Since the foundation of this journal in 1993, our editorial team largely has been stable. T. Douglas Price and I coedited the publication, Linda M. Nicholas has been the journal’s Editorial Assistant, and our Board of Associate Editors, occasionally expanded over the years to broaden thematic and geographic diversity, mostly served the journal from the outset. Over the journal’s first 27 years, only Eliot Werner, who helped spawn the publication, and Teresa Krauss, who was instrumental in helping broaden the journal’s impact, editorially represented the Publisher.

Now, in 2020, as we begin a new year and decade, some changes are on the horizon for the journal. T. Douglas Price will step down from the role of Coeditor, although he graciously has agreed to remain an Associate Editor. I thank Doug for the many contributions he has made to the success of the Journal of Archaeological Research and will miss the collegial communications that peppered our editorial collaboration across many years. At the same time, I am thrilled to announce that William Parkinson will be joining the journal as Coeditor. Bill already has injected new ideas and perspectives into our editorial meetings and plans, and I very much look forward to working with him to maintain and improve the quality of the journal’s content. Timed with this change, the Coeditors are enthused to announce the addition of a number of new Associate Editors, Jennifer Birch, Michael Galaty, Svend Hansen, Barbara Horejs, Cameron Monroe, and Johannes Müller. We also express deep appreciation to those Associate Editors who have agreed to continue in their roles. In addition, we offer great thanks to the Associate Editors who rotated off their service at the start of this year. Beginning in 2020, Linda M. Nicholas will assume the role of Managing Editor while, following Teresa Krauss’s well-deserved promotion, Stephanie Cohen will represent our publisher, Springer/Nature.

In the first issue of the journal, the editors prepared an Introductory Statement (Feinman and Price 1993, p. 1), writing that “(t)he principal aim of the Journal of Archaeological Research is to address the realities of inevitable specialization in archaeology that has come about through geometric expansion in the number of practitioners and the even more accelerated growth in the published literature.” Through the solicitation and ultimate publication of broad synthetic works that synthesized and defined debates for key archaeological topics, themes, methods, and regions, the goal of the journal’s editors was to encourage comparative and synthetic efforts that both marshaled volumes of data and harnessed those findings toward theoretical conceptualization, testing, and advance. The authors who prepared and published in JARE collectively helped us work toward those aims, and the journal’s impact grew over time. Now, 27 years later, we suspect that globally the challenges outlined years back are both more severe today and more in need of remedies than was the case almost three decades ago as the pace of data collection accelerates, while theoretical advances stall.

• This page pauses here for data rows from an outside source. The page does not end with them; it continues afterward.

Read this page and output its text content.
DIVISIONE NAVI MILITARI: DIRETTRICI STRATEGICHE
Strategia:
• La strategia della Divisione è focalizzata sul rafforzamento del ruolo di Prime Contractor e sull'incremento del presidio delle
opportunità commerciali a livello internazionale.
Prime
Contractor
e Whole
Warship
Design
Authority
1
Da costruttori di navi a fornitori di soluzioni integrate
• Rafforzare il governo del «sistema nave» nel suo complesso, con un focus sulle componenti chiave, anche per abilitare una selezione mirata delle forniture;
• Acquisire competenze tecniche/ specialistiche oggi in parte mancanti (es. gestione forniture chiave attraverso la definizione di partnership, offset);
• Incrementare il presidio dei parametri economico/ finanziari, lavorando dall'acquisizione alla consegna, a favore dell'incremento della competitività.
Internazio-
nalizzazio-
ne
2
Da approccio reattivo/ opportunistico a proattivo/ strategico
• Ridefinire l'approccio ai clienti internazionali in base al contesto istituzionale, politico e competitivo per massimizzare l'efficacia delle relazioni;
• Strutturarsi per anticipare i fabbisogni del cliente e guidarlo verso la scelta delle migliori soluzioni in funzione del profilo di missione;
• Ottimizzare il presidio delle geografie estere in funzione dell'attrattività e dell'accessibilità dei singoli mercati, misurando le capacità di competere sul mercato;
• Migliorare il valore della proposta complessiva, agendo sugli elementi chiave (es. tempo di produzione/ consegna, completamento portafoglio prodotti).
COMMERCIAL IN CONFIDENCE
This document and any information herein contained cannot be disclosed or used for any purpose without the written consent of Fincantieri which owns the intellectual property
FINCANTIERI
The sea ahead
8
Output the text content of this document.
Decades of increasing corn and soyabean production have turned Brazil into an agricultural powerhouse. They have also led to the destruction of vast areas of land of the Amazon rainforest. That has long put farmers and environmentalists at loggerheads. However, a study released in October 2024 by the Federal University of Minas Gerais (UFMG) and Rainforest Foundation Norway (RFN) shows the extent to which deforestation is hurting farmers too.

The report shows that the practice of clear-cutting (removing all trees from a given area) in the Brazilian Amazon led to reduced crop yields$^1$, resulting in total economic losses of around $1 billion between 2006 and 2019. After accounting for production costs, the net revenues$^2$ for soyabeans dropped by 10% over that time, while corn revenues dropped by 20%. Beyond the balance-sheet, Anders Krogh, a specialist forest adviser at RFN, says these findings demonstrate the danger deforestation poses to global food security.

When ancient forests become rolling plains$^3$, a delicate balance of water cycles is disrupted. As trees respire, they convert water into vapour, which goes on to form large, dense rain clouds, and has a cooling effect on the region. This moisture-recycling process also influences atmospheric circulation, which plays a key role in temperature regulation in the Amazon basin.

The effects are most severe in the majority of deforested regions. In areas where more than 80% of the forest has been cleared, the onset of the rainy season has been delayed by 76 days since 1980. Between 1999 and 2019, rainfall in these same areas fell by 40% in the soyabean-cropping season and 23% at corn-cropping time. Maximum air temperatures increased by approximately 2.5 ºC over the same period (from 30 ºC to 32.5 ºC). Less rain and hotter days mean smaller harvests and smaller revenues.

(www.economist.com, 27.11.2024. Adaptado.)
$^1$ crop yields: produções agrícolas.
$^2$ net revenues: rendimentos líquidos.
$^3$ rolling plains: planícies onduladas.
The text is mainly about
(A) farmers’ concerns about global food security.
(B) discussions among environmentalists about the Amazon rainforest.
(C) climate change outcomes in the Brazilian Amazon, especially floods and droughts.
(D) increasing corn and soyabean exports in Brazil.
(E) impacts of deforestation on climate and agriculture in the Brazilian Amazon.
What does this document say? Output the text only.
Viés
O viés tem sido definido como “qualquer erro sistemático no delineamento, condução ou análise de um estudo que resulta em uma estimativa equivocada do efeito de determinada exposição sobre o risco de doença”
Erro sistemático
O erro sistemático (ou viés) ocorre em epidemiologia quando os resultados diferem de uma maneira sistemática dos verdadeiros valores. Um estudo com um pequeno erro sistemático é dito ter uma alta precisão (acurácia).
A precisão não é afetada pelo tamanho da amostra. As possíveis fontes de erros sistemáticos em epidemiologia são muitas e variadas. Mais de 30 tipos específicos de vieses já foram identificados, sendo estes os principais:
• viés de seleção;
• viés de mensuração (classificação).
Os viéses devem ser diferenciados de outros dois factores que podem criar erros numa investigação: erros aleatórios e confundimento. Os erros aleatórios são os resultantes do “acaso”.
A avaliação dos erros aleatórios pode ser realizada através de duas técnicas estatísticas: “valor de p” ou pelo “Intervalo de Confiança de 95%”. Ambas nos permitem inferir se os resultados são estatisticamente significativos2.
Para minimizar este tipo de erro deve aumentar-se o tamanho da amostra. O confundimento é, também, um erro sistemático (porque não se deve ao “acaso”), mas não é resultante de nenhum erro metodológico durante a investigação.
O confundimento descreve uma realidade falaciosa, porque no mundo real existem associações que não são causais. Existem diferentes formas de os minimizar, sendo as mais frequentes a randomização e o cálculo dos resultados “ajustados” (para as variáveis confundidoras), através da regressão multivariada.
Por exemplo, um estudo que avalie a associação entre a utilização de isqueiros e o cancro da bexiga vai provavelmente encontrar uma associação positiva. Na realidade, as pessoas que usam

Our editorial team remains committed to addressing the original aims and to the continued encouragement and publication of comprehensive, problem-focused manuscripts that have been the mainstay of the Journal of Archaeological Research for 27 years. We will continue the practice of soliciting such papers as we have done since JARE’s beginning, but we also invite suggestions of topics and self-solicitations by authors who have the intent to craft such overviews. We urge you to communicate with our editorial team early during the manuscript preparation process to ensure that our efforts work toward manuscripts that will be of mutual interest.

At the same time, we are searching for new kinds of essays in accord with the mission of the journal. Specifically, we soon plan to explore the inclusion of debate-defining position statements on key issues in the spirit of Science’s Perspective pieces or Nature’s News and Views, but the essays in JARE would be longer than those works, in the range of 10,000–15,000 words (all-inclusive). Such pieces might either appear individually or sometimes in tandem or sequence across several issues of the journal as a basis to underpin or call attention to disciplinary debates or divergent perspectives on broadly relevant themes in archaeology. If you would like to propose topics or wish to write an essay on a theme of consequence, please contact us. The editorial team remains committed to sharpening debate and fostering synthesis and comparison in archaeology to enhance the relevance of the human histories that we are able to elicit through archaeology, but now through more pointed essays in addition to the more standard comprehensive fare of the Journal of Archaeological Research.